Image: ATV and trailer at the house site.
“You’re going to need a tractor”, one friend advises sagely. Another friend, who owns a remote piece of property up in the Hazelton area, tells us how useful his ATV has been for working around the property. Fifty acres is a lot of land – our friends tell us that we will need something with an engine. However, neither of us really wants to have yet another gasoline engine to feed, with the ever-increasing costs of fuel. And it seems to go against our principles to have a “motor vehicle” on the property. However, the last straw comes from the contractor who is designing the cabin for our site. “You’re not going to hand bomb all the materials up from the beach, are you?” he asks in disbelief. “The last time I had to do that …” and he goes off into stories of pain and injury. OK, I’m convinced to look at options. Maybe we’ll get a winch and a trailer. “I’ll check into things”, I tell the contractor. “Look at used ATVs”, he advises. “You might be able to get something cheap …”

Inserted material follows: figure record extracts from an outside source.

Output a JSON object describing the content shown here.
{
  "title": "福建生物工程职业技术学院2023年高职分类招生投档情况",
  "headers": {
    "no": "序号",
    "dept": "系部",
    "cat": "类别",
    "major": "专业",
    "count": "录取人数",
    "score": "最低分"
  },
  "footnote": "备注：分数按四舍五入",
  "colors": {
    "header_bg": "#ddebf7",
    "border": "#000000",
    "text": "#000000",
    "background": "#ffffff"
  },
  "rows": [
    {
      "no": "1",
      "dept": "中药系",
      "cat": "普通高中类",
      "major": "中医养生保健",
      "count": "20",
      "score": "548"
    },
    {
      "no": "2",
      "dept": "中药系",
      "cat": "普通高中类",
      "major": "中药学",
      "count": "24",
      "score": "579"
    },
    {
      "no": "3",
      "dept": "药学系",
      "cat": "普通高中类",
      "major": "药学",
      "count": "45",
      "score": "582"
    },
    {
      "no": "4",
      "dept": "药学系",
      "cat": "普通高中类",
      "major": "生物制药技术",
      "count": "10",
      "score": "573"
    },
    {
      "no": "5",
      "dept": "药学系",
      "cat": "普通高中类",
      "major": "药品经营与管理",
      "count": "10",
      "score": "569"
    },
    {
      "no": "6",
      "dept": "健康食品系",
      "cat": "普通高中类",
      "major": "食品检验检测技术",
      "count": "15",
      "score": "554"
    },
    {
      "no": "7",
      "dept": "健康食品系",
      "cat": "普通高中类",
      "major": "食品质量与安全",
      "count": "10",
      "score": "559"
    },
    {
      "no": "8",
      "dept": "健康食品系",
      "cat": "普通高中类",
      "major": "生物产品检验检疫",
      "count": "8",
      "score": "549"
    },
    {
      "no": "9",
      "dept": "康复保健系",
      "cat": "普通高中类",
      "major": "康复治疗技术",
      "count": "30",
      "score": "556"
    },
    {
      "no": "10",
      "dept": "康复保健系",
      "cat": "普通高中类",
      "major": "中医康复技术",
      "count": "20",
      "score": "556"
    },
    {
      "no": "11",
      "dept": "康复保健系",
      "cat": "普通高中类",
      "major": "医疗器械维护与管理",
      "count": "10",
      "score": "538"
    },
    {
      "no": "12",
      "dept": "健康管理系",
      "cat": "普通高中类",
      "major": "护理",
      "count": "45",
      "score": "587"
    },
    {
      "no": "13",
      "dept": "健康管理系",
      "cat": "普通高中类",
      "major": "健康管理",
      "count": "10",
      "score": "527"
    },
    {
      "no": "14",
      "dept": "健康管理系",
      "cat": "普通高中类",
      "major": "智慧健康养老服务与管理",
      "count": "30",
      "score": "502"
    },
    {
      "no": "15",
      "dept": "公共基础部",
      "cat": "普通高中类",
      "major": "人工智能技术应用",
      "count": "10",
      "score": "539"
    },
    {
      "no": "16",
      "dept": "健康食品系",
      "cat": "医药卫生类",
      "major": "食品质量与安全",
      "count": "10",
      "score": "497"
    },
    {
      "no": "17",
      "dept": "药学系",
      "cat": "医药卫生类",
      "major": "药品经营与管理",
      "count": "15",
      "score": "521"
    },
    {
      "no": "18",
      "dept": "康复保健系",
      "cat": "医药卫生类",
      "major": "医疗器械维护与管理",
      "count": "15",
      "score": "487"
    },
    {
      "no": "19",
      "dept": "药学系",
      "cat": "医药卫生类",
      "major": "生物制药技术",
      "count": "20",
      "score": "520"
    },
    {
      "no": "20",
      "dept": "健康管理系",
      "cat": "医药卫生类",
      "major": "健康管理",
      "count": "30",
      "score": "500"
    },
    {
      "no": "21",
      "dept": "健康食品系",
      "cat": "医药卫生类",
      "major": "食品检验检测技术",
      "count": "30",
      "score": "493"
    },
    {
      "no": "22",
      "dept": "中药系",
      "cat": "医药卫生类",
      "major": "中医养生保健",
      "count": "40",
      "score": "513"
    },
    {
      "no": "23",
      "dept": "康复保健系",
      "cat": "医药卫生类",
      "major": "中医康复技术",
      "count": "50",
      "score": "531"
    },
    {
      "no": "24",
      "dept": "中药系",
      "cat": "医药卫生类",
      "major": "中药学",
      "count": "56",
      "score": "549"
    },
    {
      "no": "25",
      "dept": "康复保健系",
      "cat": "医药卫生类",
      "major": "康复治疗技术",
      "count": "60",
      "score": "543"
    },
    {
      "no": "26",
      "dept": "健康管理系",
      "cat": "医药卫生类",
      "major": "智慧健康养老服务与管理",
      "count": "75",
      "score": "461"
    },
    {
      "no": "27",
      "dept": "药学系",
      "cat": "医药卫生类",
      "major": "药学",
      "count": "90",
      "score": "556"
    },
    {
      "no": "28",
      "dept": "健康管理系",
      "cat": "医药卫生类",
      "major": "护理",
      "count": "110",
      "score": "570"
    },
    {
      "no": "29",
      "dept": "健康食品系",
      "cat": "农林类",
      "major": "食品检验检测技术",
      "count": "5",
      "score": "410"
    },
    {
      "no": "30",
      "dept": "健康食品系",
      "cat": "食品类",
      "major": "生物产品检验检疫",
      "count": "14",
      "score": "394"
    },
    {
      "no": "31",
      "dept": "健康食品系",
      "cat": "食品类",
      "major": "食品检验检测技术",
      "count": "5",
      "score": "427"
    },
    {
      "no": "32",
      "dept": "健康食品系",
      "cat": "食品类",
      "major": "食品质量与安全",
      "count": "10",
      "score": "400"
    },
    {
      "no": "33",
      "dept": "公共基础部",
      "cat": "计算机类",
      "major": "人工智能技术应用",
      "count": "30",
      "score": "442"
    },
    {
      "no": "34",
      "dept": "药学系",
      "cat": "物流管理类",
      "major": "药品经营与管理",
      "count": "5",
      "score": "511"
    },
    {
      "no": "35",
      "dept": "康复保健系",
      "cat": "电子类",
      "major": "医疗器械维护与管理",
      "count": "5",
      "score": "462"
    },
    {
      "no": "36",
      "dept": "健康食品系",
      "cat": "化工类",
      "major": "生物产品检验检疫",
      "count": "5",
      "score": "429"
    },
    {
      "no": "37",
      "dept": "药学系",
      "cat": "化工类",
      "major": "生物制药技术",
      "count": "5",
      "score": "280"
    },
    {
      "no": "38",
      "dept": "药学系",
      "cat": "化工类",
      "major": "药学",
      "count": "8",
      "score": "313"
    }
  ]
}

So on our last trip into Campbell River, over breakfast at a cafe, we asked a friendly fellow where we might find used ATVs. He gave us some directions to the local ATV distributer in Campbell River, and commented that they sometimes had used units for sale as well. I still wasn’t totally sold on the whole ATV business, but I told Ken that we would see what they had, and check out their trailers as well, since we would need a light trailer even if we only used a winch to pull it up from the beach. What I was thinking at the time was that I would leave the whole ATV decision up to luck. If there was going to be an ATV in my life, it would show up in the right place at the right price. Otherwise, we would carry on with our other plans.
We arrived at the ATV distributer, and I was feeling a bit tense as we walked up to a desk where two salesmen sat waiting. I don’t know the first thing about an ATV, and I was hoping these salesmen weren’t the predatory type. We explained our needs – we wanted an old beater ATV that could be used as a small tractor on a remote site, and a trailer to go with it. One salesman got up and took us out to their yard where a variety of ATVs, both new and used, were on display. There were some pretty delux models with hefty price tags, and I was sure the salesman was going to take us to one of those, and spend a bunch of time convincing us that we really needed a brand new, top-of-the-line model. But no, he took us to the littlest ATV in the line-up, an old Kawasaki Bayou 300 which had clearly been around for awhile. However, it looked to be in reasonably good shape, and it started up and went through its paces well enough. Then he took us around to their storage area and showed us a trailer. Not one of the new fancy low-slung camouflage jobs that are the current rage, but an older custom-designed welded aluminum trailer with high sides, a drop tail-gate, and fat wheels – just the sort of trailer that would work for hauling wood, materials, and other supplies. It was well made, and Ken and I were both quite impressed. “So …”, the salesman said, “$3000 for the pair”. We would have happily paid $3000 just for the trailer, as we both know how much good aluminum work costs. Having had some mixed adventures with sales people, I was pleasantly surprised at how well this salesman had judged our needs and pocketbook, and had come up with a good solution. It’s not often that you find talented people like that! Before we put our money down, we checked the cost of getting a winch/trailer system rather than an ATV and trailer. As it turned out, we couldn’t even get a good winch for $3000. So in the end, the ATV option was the most economical choice.
So here we are, ten days later, standing at the entrance to our house site, watching the Hardwicke Transporter coming across the inlet towards us. The Hardwicke Transporter is a “sea truck”, a shallow-draft, self-propelled, barge-like vessel with a ramp that can be lowered onto the beach for off-loading vehicles and equipment. Today, the Transporter is bringing a load of ATVs to Port Neville. It’s delivering our new-to-us ATV and trailer to our site, and will then drop two other ATVs off for our neighbours at the mouth of the inlet. By the way, our new ATV is called the “Mule”.
Image: Hardwicke Transporter coming up to our site.